Publié le : 11th mai 2021

manifestations-iran

CSDHI – Les manifestations d’Iraniens issus de toutes les classes sociales, de tous les secteurs d’emploi et de toutes les tranches d’âge se poursuivent dans tout l’Iran.

Les Iraniens sont indignés

La population iranienne est indignée par l’incapacité générale des autorités à améliorer le sort de la population et  les problèmes liés à la pandémie de la Covid-19.

Rien que le dimanche 9 mai, il y a eu au moins trois grandes manifestations. Toutes portaient sur des demandes très simples qui ne devraient pas demander beaucoup d’efforts pour être satisfaites.

Les retraités de l’Organisation de la sécurité sociale ont organisé des manifestations nationales dans une douzaine de villes. Ils exigent que les autorités réajustent leurs pensions en fonction de l’inflation. Ils organisent des manifestations – parfois deux fois par semaine – depuis quelques mois. Les retraités dénoncent la corruption des autorités et leur incapacité à répondre à leurs besoins.

Les Iraniens scandent des slogans contre le régime

« Le travailleur emprisonné doit être libéré »

« Nous ne voterons plus, nous avons entendu trop de mensonges ».

« Nous souffrons d’injustice et de la Covid-19, personne ne se soucie de nous »

« Retraités, levez-vous contre l’injustice et l’oppression »

Tandis que les enseignants nouvellement diplômés (« dossiers verts ») se sont rassemblés devant le parlement pour protester contre leur chômage continu et les fausses promesses des officiels en la matière. Avoir un « dossier vert » signifie que les enseignants ont atteint un haut niveau de qualification et de rang académique.

Les étudiants, les enseignants sont au rendez-vous

Les étudiants ont également manifesté dans plus d’une douzaine de villes parce que le gouvernement insiste pour que les étudiants passent des examens en personne, et non en ligne, pendant la pandémie. Les autorités n’ont pas réussi à empêcher ces protestations. Pourtant, elles ont envoyé des SMS de menace aux étudiants et aux parents.

Depuis l’arrivée de la pandémie en Iran en janvier 2020, les autorités s’en sont servies pour étouffer les protestations de la population. Elles ont délibérément omis de supprimer le virus. Cela explique pourquoi le guide suprême Ali Khamenei a qualifié le coronavirus de « bénédiction. » Rappelons-nous que la pandémie est survenue peu de temps après les manifestations de novembre 2019 qui ont ébranlé le régime. Par conséquent, il n’est pas surprenant que les mollahs aient saisi cette occasion pour empêcher les gens de se rassembler.

De plus en plus d’Iraniens rejoignent chaque jour les manifestations

Malgré tous les efforts des mollahs, les protestations se sont multipliées au cours des quatre derniers mois, tant en termes de taille que d’ampleur.
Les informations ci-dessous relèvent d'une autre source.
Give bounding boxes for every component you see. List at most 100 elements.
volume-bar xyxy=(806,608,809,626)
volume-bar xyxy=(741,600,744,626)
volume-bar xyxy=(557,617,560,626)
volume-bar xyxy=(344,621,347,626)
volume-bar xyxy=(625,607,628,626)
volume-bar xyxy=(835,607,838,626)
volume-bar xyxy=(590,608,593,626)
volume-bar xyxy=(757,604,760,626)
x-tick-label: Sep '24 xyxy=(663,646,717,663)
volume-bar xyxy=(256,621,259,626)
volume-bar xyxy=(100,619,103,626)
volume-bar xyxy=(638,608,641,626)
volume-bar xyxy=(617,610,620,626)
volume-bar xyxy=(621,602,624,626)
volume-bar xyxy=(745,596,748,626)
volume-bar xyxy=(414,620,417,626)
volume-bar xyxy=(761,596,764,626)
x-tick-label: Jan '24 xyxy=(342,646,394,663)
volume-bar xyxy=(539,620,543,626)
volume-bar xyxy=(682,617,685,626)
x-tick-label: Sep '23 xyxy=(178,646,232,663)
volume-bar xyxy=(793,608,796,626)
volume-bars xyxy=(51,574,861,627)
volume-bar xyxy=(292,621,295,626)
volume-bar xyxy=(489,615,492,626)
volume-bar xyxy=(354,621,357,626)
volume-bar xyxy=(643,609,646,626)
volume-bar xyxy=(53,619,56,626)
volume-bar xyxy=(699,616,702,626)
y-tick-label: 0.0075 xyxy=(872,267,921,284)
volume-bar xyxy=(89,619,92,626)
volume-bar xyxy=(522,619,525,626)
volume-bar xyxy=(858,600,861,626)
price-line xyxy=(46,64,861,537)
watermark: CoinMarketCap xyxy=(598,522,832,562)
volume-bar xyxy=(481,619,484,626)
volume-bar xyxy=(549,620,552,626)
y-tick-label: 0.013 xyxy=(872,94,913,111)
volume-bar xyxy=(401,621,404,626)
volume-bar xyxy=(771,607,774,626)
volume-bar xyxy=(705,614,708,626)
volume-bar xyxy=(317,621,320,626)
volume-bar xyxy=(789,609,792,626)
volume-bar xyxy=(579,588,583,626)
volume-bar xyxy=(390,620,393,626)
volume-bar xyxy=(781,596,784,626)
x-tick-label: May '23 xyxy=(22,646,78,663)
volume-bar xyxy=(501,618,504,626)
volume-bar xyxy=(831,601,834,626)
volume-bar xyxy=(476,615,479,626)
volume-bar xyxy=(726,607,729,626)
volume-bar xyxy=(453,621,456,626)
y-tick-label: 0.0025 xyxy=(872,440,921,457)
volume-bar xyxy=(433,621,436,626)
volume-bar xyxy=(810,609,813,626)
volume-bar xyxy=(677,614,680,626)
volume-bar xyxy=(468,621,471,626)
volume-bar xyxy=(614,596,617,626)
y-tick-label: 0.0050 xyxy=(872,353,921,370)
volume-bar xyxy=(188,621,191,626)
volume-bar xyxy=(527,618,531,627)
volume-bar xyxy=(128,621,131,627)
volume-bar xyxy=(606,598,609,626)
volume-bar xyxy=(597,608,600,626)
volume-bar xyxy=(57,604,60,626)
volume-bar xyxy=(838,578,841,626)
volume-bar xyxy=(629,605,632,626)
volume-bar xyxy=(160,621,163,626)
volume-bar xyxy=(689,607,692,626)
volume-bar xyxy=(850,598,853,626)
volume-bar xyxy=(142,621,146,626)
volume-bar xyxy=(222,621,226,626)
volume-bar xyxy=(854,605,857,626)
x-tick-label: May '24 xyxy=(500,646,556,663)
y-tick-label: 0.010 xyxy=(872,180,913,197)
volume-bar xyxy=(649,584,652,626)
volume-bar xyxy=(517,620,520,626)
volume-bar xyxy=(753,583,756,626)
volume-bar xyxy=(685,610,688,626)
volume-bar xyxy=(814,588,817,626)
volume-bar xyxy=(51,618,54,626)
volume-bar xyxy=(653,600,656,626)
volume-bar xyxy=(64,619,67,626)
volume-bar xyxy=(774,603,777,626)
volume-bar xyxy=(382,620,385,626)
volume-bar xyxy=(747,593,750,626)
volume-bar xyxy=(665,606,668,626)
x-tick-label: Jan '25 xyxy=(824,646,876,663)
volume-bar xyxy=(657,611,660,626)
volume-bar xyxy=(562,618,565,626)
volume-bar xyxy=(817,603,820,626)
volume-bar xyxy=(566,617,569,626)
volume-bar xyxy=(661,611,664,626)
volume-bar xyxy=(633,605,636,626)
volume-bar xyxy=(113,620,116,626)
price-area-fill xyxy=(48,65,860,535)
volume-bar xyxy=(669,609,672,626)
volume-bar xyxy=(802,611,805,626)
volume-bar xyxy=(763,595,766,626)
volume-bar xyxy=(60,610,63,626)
De plus en plus de secteurs se manifestent chaque semaine. Il y a des investisseurs escroqués, des travailleurs, des parents. Il n’y a aucun signe de ralentissement à l’avenir.

La Résistance iranienne a écrit : « Khamenei et son régime sont témoins de ces protestations qui s’intensifient. Mais ils ne peuvent pas les opprimer complètement. En effet, cela intensifierait les protestations en raison de l’explosivité de la société. Le régime ne peut pas non plus refuser d’opprimer ces protestations, car elles se propageraient rapidement. L’impasse dans laquelle se trouve le régime face à ces protestations a provoqué la poursuite et l’intensification des protestations. »

Mise à jour

Mardi 11 mai, un groupe d’enseignants de la province de Fars s’est rassemblé devant la Direction générale de l’éducation de Fars. Ils protestaient contre les demandes non satisfaites des éducateurs. Et en ligne avec eux, les enseignants de Zarrinshahr, Ispahan, ont protesté devant la Direction générale de l’éducation pour les demandes des éducateurs. Ces enseignants veulent la mise en œuvre complète du système de classement.

Et les élèves d’Izeh se sont rassemblés devant le département d’éducation de la ville. Ils protestaient contre la tenue d’examens en personne. Les étudiants de Shiraz ont également protesté contre la tenue d’examens de fin d’année à la suite de la pandémie du coronavirus. Ces manifestations se poursuivent depuis plusieurs jours.